Republicans countered with their own proposals for boosting U.S. oil production by opening protected areas on the Outer Continental Shelf and in Alaska to oil and gas drilling.
"Americans don't need more taxes and more investigations. They need more oil and lower prices," said Sen. Pete V. Domenici (R-N.M.), the ranking member of the Senate Energy and Natural Resources Committee. "Yet nothing in the Democrats' plan will produce a single drop of oil."
House Speaker Nancy Pelosi (D-Calif.) said the Republicans and Bush administration were pursuing a "drill and veto policy." She said the Democrats' bill would "hold OPEC accountable for price fixing."
"With analysts predicting $150-per-barrel oil by fall, efforts to rein in price gougers, speculators and OPEC couldn't come at a better time," said Dan Weiss, director of climate strategy at the Center for American Progress.
But William L. Kovacs, vice president of the U.S. Chamber of Commerce, said the Democrats' package could "have unintended consequences" for U.S. companies doing business in Saudi Arabia and other OPEC countries.
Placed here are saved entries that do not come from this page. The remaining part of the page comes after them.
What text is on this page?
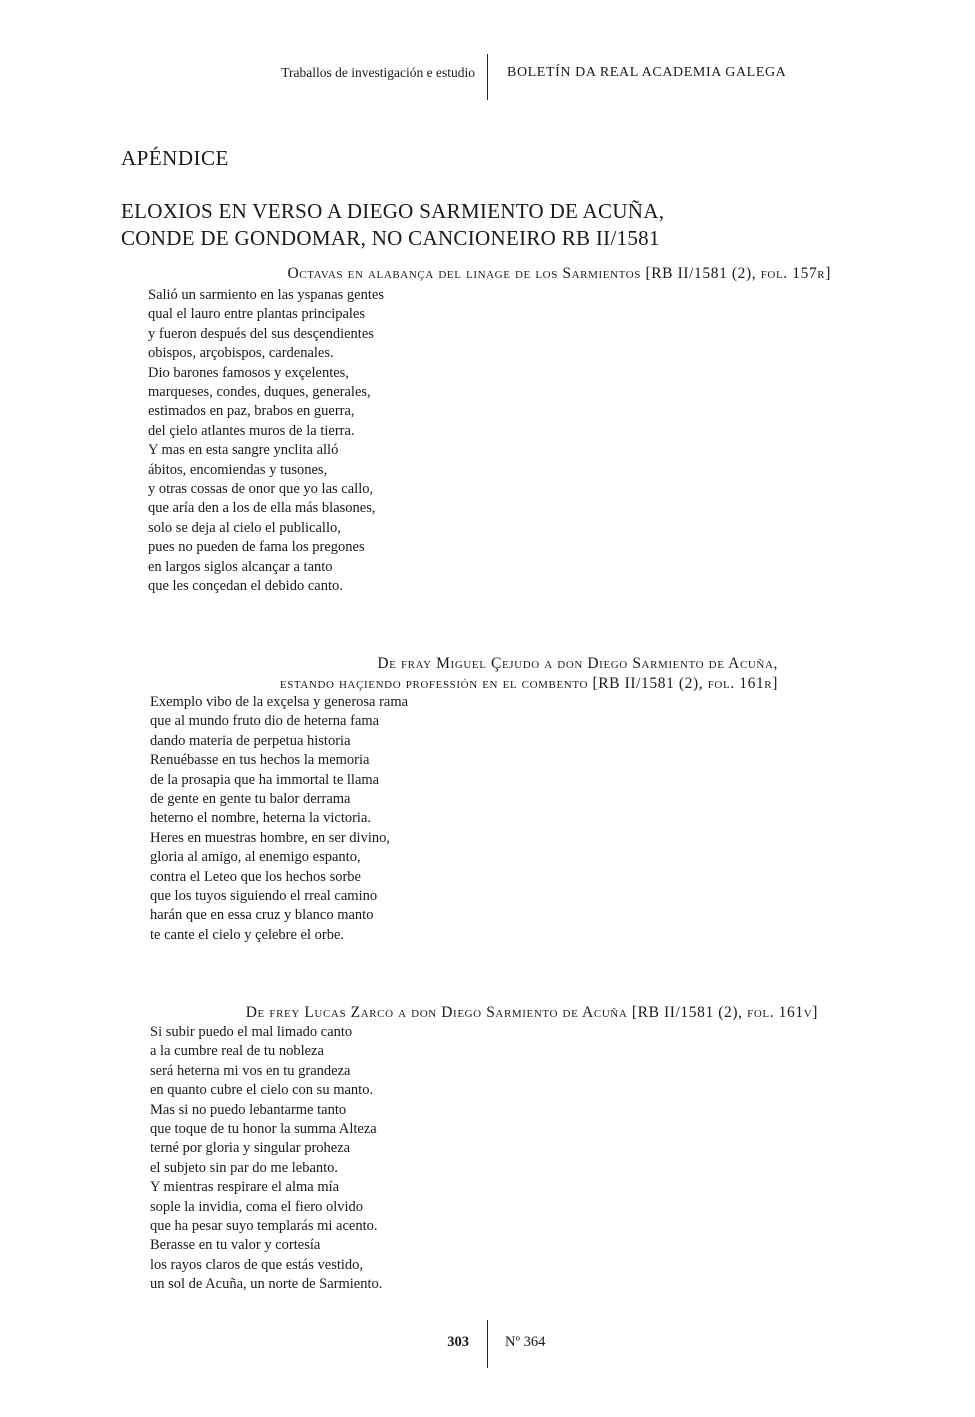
Traballos de investigación e estudio BOLETÍN DA REAL ACADEMIA GALEGA
APÉNDICE
ELOXIOS EN VERSO A DIEGO SARMIENTO DE ACUÑA,
CONDE DE GONDOMAR, NO CANCIONEIRO RB II/1581
Octavas en alabança del linage de los Sarmientos [RB II/1581 (2), fol. 157r]
Salió un sarmiento en las yspanas gentes
qual el lauro entre plantas principales
y fueron después del sus desçendientes
obispos, arçobispos, cardenales.
Dio barones famosos y exçelentes,
marqueses, condes, duques, generales,
estimados en paz, brabos en guerra,
del çielo atlantes muros de la tierra.
Y mas en esta sangre ynclita alló
ábitos, encomiendas y tusones,
y otras cossas de onor que yo las callo,
que aría den a los de ella más blasones,
solo se deja al cielo el publicallo,
pues no pueden de fama los pregones
en largos siglos alcançar a tanto
que les conçedan el debido canto.
De fray Miguel Çejudo a don Diego Sarmiento de Acuña,
estando haçiendo professión en el combento [RB II/1581 (2), fol. 161r]
Exemplo vibo de la exçelsa y generosa rama
que al mundo fruto dio de heterna fama
dando materia de perpetua historia
Renuébasse en tus hechos la memoria
de la prosapia que ha immortal te llama
de gente en gente tu balor derrama
heterno el nombre, heterna la victoria.
Heres en muestras hombre, en ser divino,
gloria al amigo, al enemigo espanto,
contra el Leteo que los hechos sorbe
que los tuyos siguiendo el rreal camino
harán que en essa cruz y blanco manto
te cante el cielo y çelebre el orbe.
De frey Lucas Zarco a don Diego Sarmiento de Acuña [RB II/1581 (2), fol. 161v]
Si subir puedo el mal limado canto
a la cumbre real de tu nobleza
será heterna mi vos en tu grandeza
en quanto cubre el cielo con su manto.
Mas si no puedo lebantarme tanto
que toque de tu honor la summa Alteza
terné por gloria y singular proheza
el subjeto sin par do me lebanto.
Y mientras respirare el alma mía
sople la invidia, coma el fiero olvido
que ha pesar suyo templarás mi acento.
Berasse en tu valor y cortesía
los rayos claros de que estás vestido,
un sol de Acuña, un norte de Sarmiento.
303 Nº 364
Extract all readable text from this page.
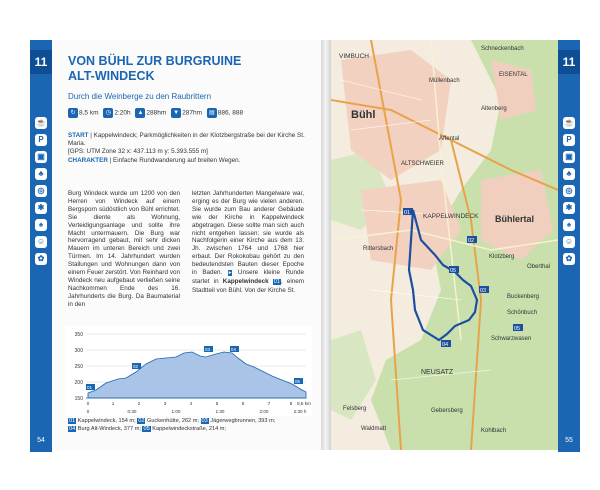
11
☕
P
▣
♣
◎
✱
♠
☺
✿
54
11
☕
P
▣
♣
◎
✱
♠
☺
✿
55
VON BÜHL ZUR BURGRUINE
ALT-WINDECK
Durch die Weinberge zu den Raubrittern
↻ 8,5 km ◷ 2:20h ▲ 288hm ▼ 287hm ▤ 886, 888
START | Kappelwindeck; Parkmöglichkeiten in der Klotzbergstraße bei der Kirche St. Maria.
[GPS: UTM Zone 32 x: 437.113 m y: 5.393.555 m]
CHARAKTER | Einfache Rundwanderung auf breiten Wegen.
Burg Windeck wurde um 1200 von den Herren von Windeck auf einem Bergsporn südöstlich von Bühl errichtet. Sie diente als Wohnung, Verteidigungsanlage und sollte ihre Macht untermauern. Die Burg war hervorragend gebaut, mit sehr dicken Mauern im unteren Bereich und zwei Türmen. Im 14. Jahrhundert wurden Stallungen und Wohnungen dann von einem Feuer zerstört. Von Reinhard von Windeck neu aufgebaut verließen seine Nachkommen Ende des 16. Jahrhunderts die Burg. Da Baumaterial in den
letzten Jahrhunderten Mangelware war, erging es der Burg wie vielen anderen. Sie wurde zum Bau anderer Gebäude wie der Kirche in Kappelwindeck abgetragen. Diese sollte man sich auch nicht entgehen lassen: sie wurde als Nachfolgerin einer Kirche aus dem 13. Jh. zwischen 1764 und 1768 hier erbaut. Der Rokokobau gehört zu den bedeutendsten Bauten dieser Epoche in Baden. ▸ Unsere kleine Runde startet in Kappelwindeck 01, einem Stadtteil von Bühl. Von der Kirche St.
350
300
250
200
150
01
02
03	04
05
0	1	2	3	4	5	6	7	8 8,5 km
0	0:30	1:00	1:30	2:00	2:30 h
01 Kappelwindeck, 154 m; 02 Guckenhütte, 262 m; 03 Jägerwegbrunnen, 393 m;
04 Burg Alt-Windeck, 377 m; 05 Kappelwindeckstraße, 214 m;
01
02
03
04
05
05
VIMBUCH
Schneckenbach
EISENTAL
Müllenbach
Altenberg
Bühl
Affental
ALTSCHWEIER
KAPPELWINDECK Bühlertal
Rittersbach
Klotzberg
Oberthal
Buckenberg
Schönbuch
Schwarzwasen
NEUSATZ
Felsberg	Gebersberg
Waldmatt	Kohlbach
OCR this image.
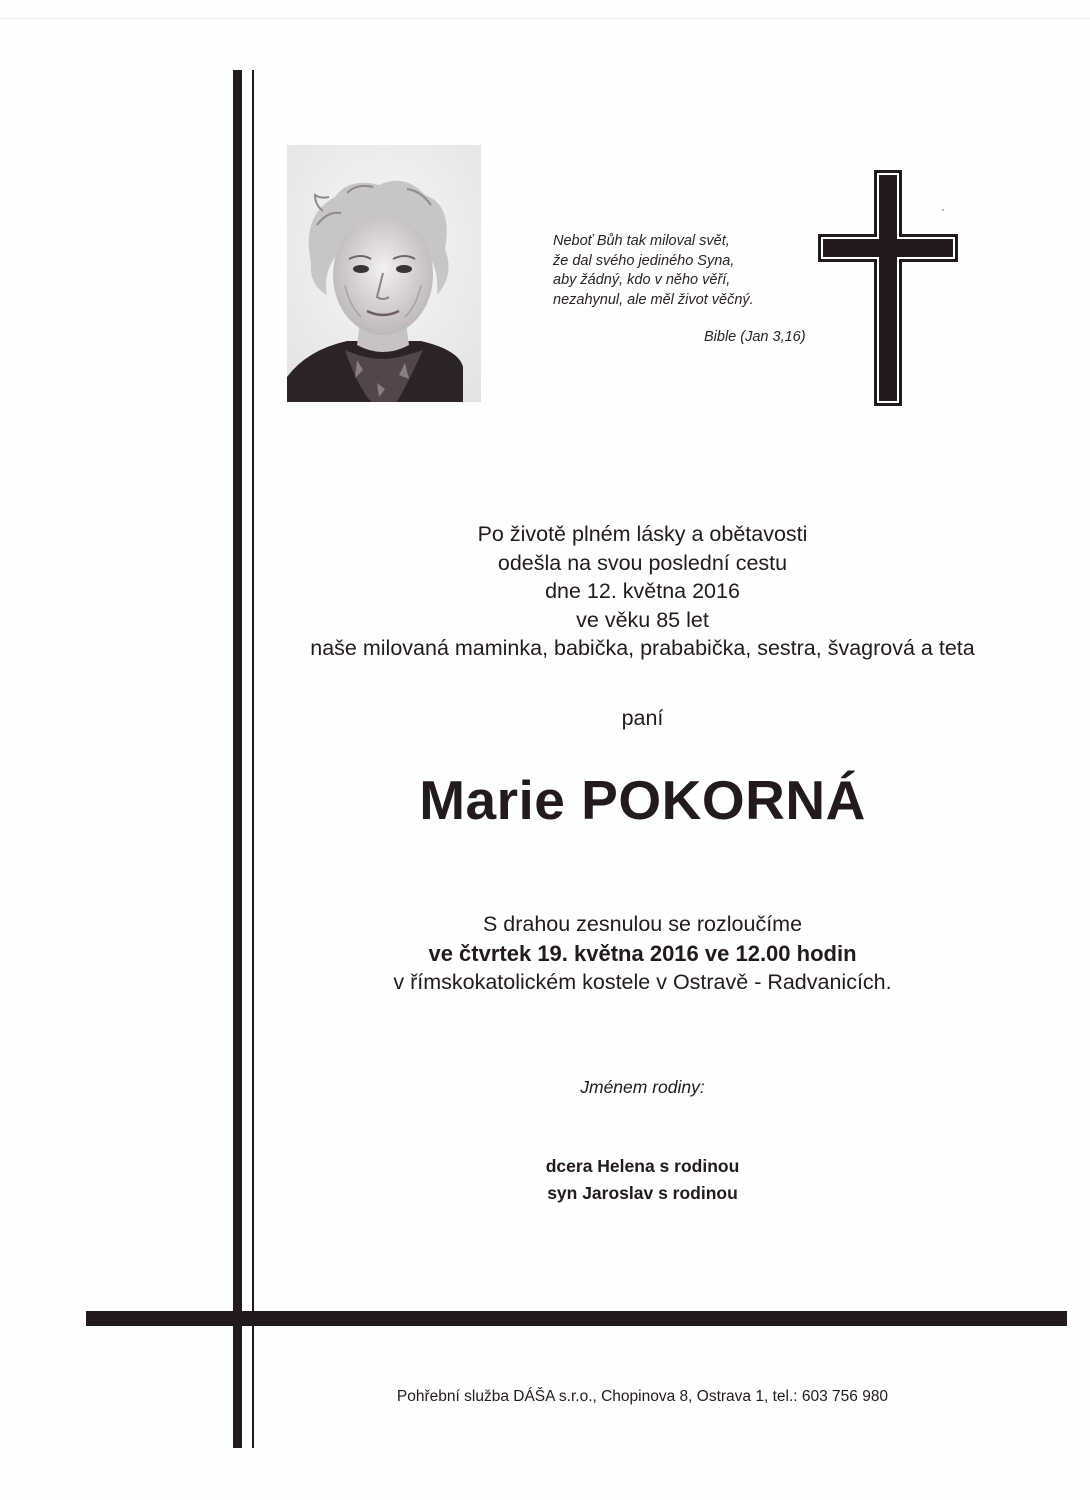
Neboť Bůh tak miloval svět,
že dal svého jediného Syna,
aby žádný, kdo v něho věří,
nezahynul, ale měl život věčný.
Bible (Jan 3,16)
Po životě plném lásky a obětavosti
odešla na svou poslední cestu
dne 12. května 2016
ve věku 85 let
naše milovaná maminka, babička, prababička, sestra, švagrová a teta
paní
Marie POKORNÁ
S drahou zesnulou se rozloučíme
ve čtvrtek 19. května 2016 ve 12.00 hodin
v římskokatolickém kostele v Ostravě - Radvanicích.
Jménem rodiny:
dcera Helena s rodinou
syn Jaroslav s rodinou
Pohřební služba DÁŠA s.r.o., Chopinova 8, Ostrava 1, tel.: 603 756 980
And Chas W. Freeman, former U.S. ambassador to Saudi Arabia, criticized the idea of prosecuting OPEC countries, an idea also supported by Sen. Hillary Rodham Clinton (D-N.Y.) on the presidential campaign trail.
"It would probably result in OPEC dumping the dollar as the unit of account for the oil trade and throw the dollar into a collapse," he said. "It could well produce an oil embargo and much higher prices. And it would have no support internationally, where it would be seen as the epitome of unilateralism that people criticize the Bush administration for."
Tony Cudmore, a spokesman for Exxon Mobil, said that "in the past, windfall profit taxes have undermined capital investments in the U.S. oil and gas industry and reduced domestic energy supplies." He said that "imposing punitive taxes on companies, which already pay record taxes, would discourage the sustained investments needed to safeguard U.S. energy security."